Knowing when to fertilize Encore Azaleas is crucial to getting the most out of your money, efforts, and plants. There are some gardeners that don’t want to fertilize their plants ever and there are some gardeners that fertilize their plants too much. Best practices lie somewhere in between, so we’re going to go over some tips on how to make sure you’re fertilizing your plants the right way.
The ideal time for fertilizing your Encore Azaleas is immediately after their spring blooms fade away. If you apply fertilizer before this bloom cycle (in late winter or early spring), most of the fertilizer will not be absorbed. This is because Azalea roots take in less water and nutrients when the soil is cold. Additionally, applying a balanced fertilizer in early spring may encourage your plant to flush out with new growth rather than focusing on bloom production, which isn’t ideal.
They have a natural foliage flush cycle that follows the spring bloom, so applying fertilizer at this point will bolster and improve this natural growth. It’ll grow more quickly and it will produce more foliage than it would without it. This is a great way to make sure that your plant starts the growing season off on the right foot and that it has the nutrients it needs to perform throughout the year.
One yearly fertilizer application in spring is enough to keep your plants thriving. But, say you just got your plants and it’s late summer or fall and you want to get your plants going in your landscape.
If there are two or more months between you and the first expected freeze of the year, you can feel free to go ahead and apply a slow-release balanced fertilizer to your new Encore Azalea planting.
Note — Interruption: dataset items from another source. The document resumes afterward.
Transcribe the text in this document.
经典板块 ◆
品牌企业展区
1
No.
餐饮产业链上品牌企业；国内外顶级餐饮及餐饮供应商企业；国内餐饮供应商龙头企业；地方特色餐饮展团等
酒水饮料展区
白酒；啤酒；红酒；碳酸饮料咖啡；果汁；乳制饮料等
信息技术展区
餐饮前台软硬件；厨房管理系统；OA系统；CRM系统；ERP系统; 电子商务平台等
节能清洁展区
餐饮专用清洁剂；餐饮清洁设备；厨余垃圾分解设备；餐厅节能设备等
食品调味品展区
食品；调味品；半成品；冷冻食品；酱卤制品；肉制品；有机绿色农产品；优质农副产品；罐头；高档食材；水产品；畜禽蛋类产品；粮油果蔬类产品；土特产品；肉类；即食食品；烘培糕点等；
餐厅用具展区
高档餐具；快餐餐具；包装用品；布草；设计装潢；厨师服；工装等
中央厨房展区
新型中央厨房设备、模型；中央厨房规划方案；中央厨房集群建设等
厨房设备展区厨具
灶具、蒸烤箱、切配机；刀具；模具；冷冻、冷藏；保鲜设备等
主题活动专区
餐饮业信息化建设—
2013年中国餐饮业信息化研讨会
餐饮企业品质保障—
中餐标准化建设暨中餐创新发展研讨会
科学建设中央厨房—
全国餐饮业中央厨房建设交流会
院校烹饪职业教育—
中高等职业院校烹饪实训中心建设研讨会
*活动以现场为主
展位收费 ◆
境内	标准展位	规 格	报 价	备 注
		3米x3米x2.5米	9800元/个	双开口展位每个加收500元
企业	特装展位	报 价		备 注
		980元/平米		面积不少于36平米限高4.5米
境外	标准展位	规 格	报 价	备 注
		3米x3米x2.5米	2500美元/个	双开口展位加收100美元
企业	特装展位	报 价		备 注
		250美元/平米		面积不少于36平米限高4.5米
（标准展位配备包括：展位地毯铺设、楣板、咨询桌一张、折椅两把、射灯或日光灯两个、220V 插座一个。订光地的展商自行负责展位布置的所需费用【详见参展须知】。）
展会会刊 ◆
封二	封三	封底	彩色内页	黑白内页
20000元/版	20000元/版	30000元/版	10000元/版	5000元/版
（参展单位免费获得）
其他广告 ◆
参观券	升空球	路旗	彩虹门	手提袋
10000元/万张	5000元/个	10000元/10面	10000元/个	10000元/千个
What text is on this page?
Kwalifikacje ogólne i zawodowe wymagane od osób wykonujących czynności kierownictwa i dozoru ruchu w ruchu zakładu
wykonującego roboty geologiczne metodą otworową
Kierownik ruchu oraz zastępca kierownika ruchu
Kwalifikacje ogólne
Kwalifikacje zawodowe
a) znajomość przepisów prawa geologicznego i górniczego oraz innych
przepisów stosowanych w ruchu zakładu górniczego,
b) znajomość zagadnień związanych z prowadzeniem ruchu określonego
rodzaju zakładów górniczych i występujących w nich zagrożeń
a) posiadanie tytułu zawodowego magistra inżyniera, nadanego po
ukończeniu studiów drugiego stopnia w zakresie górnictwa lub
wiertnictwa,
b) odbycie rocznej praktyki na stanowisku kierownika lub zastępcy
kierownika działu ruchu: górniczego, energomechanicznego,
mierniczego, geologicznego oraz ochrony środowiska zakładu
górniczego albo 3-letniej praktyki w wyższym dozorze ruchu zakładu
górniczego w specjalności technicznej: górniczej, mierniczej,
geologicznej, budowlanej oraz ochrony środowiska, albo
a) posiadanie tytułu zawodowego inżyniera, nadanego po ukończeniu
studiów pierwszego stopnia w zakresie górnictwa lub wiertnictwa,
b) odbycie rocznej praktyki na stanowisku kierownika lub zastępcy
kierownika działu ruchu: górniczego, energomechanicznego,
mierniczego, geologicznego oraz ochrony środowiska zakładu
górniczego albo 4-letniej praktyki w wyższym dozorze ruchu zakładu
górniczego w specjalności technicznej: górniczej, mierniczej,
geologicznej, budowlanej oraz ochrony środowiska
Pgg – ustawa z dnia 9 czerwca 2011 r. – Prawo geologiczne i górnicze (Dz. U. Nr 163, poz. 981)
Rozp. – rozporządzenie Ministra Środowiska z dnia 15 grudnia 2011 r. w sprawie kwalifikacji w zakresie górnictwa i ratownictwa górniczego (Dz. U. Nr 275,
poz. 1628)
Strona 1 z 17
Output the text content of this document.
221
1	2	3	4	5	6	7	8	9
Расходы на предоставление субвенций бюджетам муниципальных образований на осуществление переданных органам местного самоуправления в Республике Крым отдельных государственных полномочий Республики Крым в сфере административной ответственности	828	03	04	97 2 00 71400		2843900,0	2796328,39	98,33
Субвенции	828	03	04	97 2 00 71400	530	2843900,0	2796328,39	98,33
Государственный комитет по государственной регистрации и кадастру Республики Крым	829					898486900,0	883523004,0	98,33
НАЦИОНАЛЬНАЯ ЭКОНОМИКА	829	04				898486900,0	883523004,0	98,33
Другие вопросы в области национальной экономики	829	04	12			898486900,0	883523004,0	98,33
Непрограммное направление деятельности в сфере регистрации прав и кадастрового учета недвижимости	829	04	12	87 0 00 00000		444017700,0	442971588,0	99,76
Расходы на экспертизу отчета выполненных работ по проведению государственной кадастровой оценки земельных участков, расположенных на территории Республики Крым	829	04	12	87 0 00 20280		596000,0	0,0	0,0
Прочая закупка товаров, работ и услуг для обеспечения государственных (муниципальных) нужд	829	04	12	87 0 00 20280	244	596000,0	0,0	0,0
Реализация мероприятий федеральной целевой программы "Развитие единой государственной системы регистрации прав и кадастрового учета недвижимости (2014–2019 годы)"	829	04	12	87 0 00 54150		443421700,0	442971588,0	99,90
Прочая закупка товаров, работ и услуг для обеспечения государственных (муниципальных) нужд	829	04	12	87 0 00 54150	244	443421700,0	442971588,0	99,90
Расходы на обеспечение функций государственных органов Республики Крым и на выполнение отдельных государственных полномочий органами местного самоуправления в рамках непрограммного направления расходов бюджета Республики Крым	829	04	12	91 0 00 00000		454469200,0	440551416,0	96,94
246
This way it will be able to produce new growth that has time to harden off before experiencing a hard freeze. If the new growth hasn’t hardened off by the time the first freeze hits, the new foliage will die.
If there is less than two months between you and the first expected freeze of the year, use a rooting stimulant fertilizer. This will encourage your plant to produce new roots instead of new foliage. The ground stays warm longer than the air, so roots are able to expand safely in late fall and even sometimes into winter. When spring hits, your plant will be primed to succeed in your landscape thanks to its expanded root system.
We also recommend that you avoid using liquid plant fertilizers with new plantings. When you remove a plant from a pot, root edges are lightly damaged by the side of the pot. If you use a liquid fertilizer, it’ll be absorbed almost immediately by these damaged ends. This will cause further damage to the roots which may set your plant back when it comes to getting situated in your yard.
There are pluses and minuses to using either of these types of fertilizers.
Inorganic (synthetic) fertilizers are the traditional, often pelletized, types of concentrated fertilizers with a reliable chemical makeup, such as 10-10-10 or 18-18-18. These fertilizers usually work very well. They provide a predictable amount of nutrients to your plants efficiently and they’re great for getting newer plantings going in your landscape over their first few growing seasons.
Organic fertilizers have grown in popularity in recent years. They’re sometimes sold as soil “supplements” because of the fact that their chemical makeup is often inconsistent. They may be made from fishmeal, compost, or other more “natural” sources.
Use whichever type appeals to you the most, or use both for different applications. We often recommend using the Inorganic fertilizer with new plantings for the first couple of growing seasons to ensure that they have quick access to the nutrients they need to get established in your landscape. After those first two or three growing seasons, switch to an Organic fertilizer to provide gradual nutrients and improve the quality of your soil.
So we discussed briefly that you shouldn’t use liquid fertilizer on new plantings. However, you can certainly use it once your plants are well-established. Just be aware that it will wash out of the soil relatively quickly, especially if you’re located in a rainy area.
Some gardeners like to use liquid fertilizers for foliar feedings. Foliar feeding is simply when you apply fertilizer to the leaves of a plant. The fertilizer is absorbed through microscopic openings on the leaves that you may remember from grade school, called Stomata. This is a good way to provide nutrients to your plant rapidly. This type of fertilizing should be treated the same as a traditional method and works best when done after the spring bloom or in late summer/early fall. We recommend this method for younger plants that may not have a considerable root system. For example, if you planted an Encore last fall and it’s the plant’s first spring in your yard. It’ll give them a kickstart for the new growing season.